Un día en la vida de Tara Browne
Fue el protagonista involuntario de ‘A Day In the Life’, la más monumental canción de los Beatles.
Es una paradoja cruel: Tara Browne, chico dorado del Swinging London, ha quedado inmortalizado por el accidente que acabó con su vida. Hasta entonces, era principalmente conocido por ser uno de los herederos de la cervecera Guinness; en realidad, recibiría su parte de esa fortuna al cumplir los 25 años. Y solo tenía 21 aquella noche de diciembre de 1966 en la que, al volante de un Lotus Elan, se estrelló en una calle londinense. Semanas después, John Lennon usó aquella desgracia, con los detalles precavidamente alterados, para el impávido inicio de lo que sería A Day In the Life, luego completado con una ocurrencia rítmica de Paul McCartney. El tema cerraría su LP más celebrado, Sgt. Pepper. Reforzados por una turbulenta orquesta sinfónica, los Beatles parecían retratar la banalidad de la vida cotidiana y sugerir una búsqueda personal a partir de paraísos artificiales (la BBC prohibió de inmediato su radiación).
Todo muy insólito. Lennon no simpatizaba con Tara, que sí era amigo de McCartney: de hecho, el primer LSD que tomó Paul fue un regalo de Browne, que se mantuvo sobrio para intervenir si el beatle derrapaba en un mal viaje. Ninguna buena obra queda impune: durante mucho tiempo, Paul negó que la canción se refiriera a Tara Browne.
Resulta que el futuro millonario sintonizaba más con los Rolling Stones. Unos meses antes de matarse, había celebrado su cumpleaños con un fiestón en la mansión de su madre, en Irlanda: fletó un Caravelle para llevarse a un centenar de colegas londinenses, donde destacaban Mick Jagger y Brian Jones; luego llegaría otro avión similar, con amigos parisinos. Háganse una idea: el entretenimiento musical corrió a cargo de Lovin’ Spoonful, la gran banda neoyorquina.
Tara Browne había crecido entre la aristocracia y la bohemia, tratando con figuras como John Huston, Lucien Freud o Brendan Behan. Cierto, también convivió con sanguijuelas como Miguel Ferreras, tercer marido de su madre, supuesto modisto cubano. Años después, descubrieron que era un ladronzuelo madrileño, José María Ozores Laredo, que había esquivado sucesivas condenas de cárcel presentándose voluntario a la División Azul y a las Waffen SS; en 1946, adquirió su nueva identidad con el certificado de nacimiento de un habanero que fallecería de tuberculosis. Un prenda.

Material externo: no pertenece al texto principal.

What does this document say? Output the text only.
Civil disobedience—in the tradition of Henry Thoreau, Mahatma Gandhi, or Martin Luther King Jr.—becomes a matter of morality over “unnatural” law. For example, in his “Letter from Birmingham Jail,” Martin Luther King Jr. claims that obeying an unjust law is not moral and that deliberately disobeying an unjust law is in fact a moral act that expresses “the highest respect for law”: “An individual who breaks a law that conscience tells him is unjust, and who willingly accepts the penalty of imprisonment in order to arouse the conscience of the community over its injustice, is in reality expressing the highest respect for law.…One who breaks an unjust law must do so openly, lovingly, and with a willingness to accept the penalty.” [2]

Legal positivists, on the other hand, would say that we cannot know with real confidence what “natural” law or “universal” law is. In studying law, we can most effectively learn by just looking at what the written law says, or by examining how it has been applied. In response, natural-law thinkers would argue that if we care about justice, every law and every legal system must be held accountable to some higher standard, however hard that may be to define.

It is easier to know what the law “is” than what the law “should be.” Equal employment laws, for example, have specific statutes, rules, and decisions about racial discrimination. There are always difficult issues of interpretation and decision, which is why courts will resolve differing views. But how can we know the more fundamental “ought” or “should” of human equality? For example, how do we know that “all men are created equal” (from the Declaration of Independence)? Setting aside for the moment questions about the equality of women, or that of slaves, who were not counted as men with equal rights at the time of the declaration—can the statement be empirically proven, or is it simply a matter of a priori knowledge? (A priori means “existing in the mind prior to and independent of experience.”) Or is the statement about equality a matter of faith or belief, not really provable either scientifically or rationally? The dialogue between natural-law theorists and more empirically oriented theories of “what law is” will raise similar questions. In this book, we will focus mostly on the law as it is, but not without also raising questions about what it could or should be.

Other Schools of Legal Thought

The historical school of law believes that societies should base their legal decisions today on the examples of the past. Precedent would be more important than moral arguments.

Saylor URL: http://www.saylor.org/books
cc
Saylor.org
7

Algunos llamaban a Tara el Gran Gatsby del Londres pop. Pero ese traje no le encajaba. Refractario a la educación, adquirió cultura por osmosis: no era ágrafo pero su escritura se parecía a jeroglíficos. Se sintió inmaduro cuando, en medio de su affaire con Amanda Lear, debió contemplar cómo era seducida por Salvador Dalí. Tenía cultura musical, habituado a comprar discos estadounidenses por docenas, aunque no se implicó en aquel mundillo: prefería los motores y las competiciones automovilísticas.
De alguna manera,Tara sí dejó un formidable legado musical: compró acciones de Claddagh Records, discográfica fundada por su hermano mayor, Garech Browne. A finales de los cincuenta, ambos hermanos recorrieron Irlanda con un magnetofón profesional, grabando canciones folclóricas e historias de ancianos, algo de lo más chocante ya que la familia Guinness era históricamente anglófila y opuesta a la independencia. Claddagh cambió la forma de presentar la música tradicional irlandesa, incluyendo portadas cuidadas que huían de los tópicos. Allí, entre otros muchos artistas y poetas, debutaron los gloriosos Chieftains.